I still believe what I said and we have lots of proof that it works. In fact it works great. The sense of team connectedness, transparency to progress and ability to quickly course correct that Agile brings is the perfect antidote for what people most dislike about working with offshore teams.
And – here’s the kicker: If you empower your offshore teams with Agile, it takes them to a whole new level of value in the lifecycle. Being a part of our global delivery teams for the past 12+ years has been the most rewarding collection of experiences in my entire career.
But make no mistake. Distributed Agile is not easy. It’s not ‘ScrumAware 101’ type stuff. So here’s the caveat: If you really want to be successful in Agile with distributed teams (especially offshore), you need to first make sure that your onsite Agile is really ‘Agile’. If your onsite day-to-day isn’t in order, then trying to inject a distributed team dynamic into this (especially offshore) is going to induce the worst of both worlds (plan based and pseudo-Agile). Everyone will end up hating each other and you’ll (wrongly) draw the conclusion that Agile offshore doesn’t work. But just to remind you – It can. It does; And in fact Agile is the BEST way to get the most from your offshore team. <boom… mic drop>
Beware the ‘hybrid chatter’…
If at any point during your Agile journey, beware when someone starts using the word ‘hybrid’ (or is chomping a little too eagerly at the bit to introduce a scaling framework like like SAFe. Really, really take a step back and ask yourself if you need to overlay non-Agile / non-Lean practices. This is ESPECIALLY true if you start hearing things like, “Well, our business is unique and we need to ‘adjust’ Agile to make it work”.
I’m not saying it doesn’t happen – and I honestly can argue both sides of the hybrid coin – I’m just saying be skeptical and hypercritical of any ‘hybridization’ rationalizations.
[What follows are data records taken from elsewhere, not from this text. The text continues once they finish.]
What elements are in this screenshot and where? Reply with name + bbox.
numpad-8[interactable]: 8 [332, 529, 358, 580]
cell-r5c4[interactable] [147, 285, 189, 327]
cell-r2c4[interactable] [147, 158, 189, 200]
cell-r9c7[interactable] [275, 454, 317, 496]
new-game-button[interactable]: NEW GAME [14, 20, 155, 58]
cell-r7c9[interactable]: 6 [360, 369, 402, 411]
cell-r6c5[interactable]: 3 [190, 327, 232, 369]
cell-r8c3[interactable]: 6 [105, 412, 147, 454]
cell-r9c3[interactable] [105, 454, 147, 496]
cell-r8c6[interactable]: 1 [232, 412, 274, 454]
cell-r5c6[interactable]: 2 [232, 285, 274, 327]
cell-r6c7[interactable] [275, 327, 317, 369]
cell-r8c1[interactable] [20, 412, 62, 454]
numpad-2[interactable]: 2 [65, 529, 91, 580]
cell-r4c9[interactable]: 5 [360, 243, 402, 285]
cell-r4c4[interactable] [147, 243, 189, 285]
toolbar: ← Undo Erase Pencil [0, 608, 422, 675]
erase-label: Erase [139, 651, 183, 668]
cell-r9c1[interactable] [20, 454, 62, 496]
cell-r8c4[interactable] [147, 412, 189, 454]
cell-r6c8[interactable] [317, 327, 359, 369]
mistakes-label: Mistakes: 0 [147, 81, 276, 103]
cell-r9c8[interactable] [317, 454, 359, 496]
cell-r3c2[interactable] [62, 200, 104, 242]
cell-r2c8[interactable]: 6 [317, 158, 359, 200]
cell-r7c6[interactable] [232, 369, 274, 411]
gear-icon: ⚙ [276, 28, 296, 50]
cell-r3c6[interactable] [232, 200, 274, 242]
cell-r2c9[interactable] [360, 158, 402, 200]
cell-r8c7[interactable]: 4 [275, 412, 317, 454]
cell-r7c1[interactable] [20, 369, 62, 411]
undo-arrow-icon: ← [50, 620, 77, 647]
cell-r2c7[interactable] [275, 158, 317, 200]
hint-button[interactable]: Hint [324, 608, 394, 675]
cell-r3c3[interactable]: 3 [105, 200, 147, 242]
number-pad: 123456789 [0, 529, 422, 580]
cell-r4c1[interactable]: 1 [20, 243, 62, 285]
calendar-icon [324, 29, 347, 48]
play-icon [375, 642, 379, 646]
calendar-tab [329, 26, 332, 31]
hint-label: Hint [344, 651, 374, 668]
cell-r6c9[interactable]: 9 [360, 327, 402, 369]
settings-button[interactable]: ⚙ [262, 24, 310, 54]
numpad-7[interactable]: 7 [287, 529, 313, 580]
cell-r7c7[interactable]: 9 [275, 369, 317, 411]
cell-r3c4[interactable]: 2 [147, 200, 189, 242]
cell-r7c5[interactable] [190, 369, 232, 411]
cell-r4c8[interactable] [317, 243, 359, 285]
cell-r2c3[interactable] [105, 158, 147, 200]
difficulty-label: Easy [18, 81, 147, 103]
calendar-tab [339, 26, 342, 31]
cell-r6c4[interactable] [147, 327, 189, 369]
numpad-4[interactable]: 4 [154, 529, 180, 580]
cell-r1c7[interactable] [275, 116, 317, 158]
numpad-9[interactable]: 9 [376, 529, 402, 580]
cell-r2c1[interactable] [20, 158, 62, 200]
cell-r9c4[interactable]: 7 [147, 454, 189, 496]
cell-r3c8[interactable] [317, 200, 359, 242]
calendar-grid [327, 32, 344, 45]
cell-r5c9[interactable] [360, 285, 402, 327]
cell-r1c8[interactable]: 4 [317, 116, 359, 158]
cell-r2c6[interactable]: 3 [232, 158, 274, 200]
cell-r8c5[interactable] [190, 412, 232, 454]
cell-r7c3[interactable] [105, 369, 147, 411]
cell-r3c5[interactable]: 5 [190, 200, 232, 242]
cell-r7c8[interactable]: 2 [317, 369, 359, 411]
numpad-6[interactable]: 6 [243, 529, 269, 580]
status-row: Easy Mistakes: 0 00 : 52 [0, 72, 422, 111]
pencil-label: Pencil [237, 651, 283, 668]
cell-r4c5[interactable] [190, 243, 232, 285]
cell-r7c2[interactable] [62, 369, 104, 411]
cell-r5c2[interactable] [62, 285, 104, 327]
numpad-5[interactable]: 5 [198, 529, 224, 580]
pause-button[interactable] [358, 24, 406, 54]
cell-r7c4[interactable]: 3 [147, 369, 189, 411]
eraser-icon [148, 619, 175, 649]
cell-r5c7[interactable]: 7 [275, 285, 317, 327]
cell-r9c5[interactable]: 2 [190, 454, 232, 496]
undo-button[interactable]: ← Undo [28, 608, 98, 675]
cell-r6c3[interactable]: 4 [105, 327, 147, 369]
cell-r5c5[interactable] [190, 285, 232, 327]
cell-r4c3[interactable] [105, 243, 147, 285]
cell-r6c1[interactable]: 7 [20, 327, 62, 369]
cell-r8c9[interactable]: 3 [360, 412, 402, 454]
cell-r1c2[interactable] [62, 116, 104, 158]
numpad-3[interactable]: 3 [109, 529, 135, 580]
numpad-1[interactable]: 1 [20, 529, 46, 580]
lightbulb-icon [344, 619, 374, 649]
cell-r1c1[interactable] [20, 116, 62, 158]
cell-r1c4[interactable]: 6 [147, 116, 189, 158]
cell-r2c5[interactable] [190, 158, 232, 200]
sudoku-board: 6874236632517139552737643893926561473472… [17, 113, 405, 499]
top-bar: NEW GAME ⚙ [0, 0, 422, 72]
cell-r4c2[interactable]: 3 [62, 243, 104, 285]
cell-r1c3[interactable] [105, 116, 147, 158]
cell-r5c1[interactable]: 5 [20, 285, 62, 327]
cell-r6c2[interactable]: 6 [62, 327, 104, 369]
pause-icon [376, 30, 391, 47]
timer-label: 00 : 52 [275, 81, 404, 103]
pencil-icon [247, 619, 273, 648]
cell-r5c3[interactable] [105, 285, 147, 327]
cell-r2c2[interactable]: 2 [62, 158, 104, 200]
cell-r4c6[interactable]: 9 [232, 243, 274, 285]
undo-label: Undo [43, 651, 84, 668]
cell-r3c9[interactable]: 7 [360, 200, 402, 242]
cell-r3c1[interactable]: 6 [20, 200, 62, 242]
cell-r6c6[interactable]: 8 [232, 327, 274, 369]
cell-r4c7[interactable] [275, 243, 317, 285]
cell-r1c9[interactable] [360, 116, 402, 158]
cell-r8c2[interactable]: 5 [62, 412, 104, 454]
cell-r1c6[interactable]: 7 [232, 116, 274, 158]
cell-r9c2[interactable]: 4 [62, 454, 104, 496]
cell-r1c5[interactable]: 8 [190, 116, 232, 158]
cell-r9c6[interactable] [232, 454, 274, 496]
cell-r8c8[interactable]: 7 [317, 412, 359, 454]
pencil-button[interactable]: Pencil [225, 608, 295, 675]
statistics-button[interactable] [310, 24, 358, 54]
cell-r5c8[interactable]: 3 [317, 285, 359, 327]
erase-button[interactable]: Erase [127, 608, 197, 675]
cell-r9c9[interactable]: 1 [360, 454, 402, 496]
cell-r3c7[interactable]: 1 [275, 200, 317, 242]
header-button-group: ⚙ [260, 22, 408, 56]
I also want to make a distinction here: ‘Self-organizing’ and ‘adapting’ are meant to be applied at the team level. Be wary of ‘institutionalizing’ things a bit too aggressively. When you start ‘institutionalizing’ adaptions then you start locking down levers. Levers the team can pull (and un-pull) as things change along the Agile journey: accumulation of team member experiences, new business imperatives, distribution of the team (geographically, chronologically and even culturally) and aspects of the environment itself.
It’s simple – just perfectly balance pragmatism, open-mindedness and skepticism. Ok?
Some final caveats…
The above isn’t a complete list and each one just scratches the upper surface of each of the topic areas. I also reserve the right to change my mind on any of the above at any time.
They are also not the only way to get there. For example: Can you still make progress on your Agile journey without true executive sponsorship? Yep. How about without the ability to start with the Product Owner? You bet.
And they are most certainly not meant to be simply written down and collated into giant document / deck with other ‘best practices’ harvested from other sources, and force fed to the organization. Because… yeah…. that’s kind of the definition of ‘institutionalize’ – see above.
Rather – the intent here is for each of them to ignite hours of healthy exploration. Conversation that leads to concrete, incremental new things to practice, measure and adjust. All the while on your own Agile journey. A journey that will hopefully be a bit more fruitful and expedient. And please have some fun while you’re at it.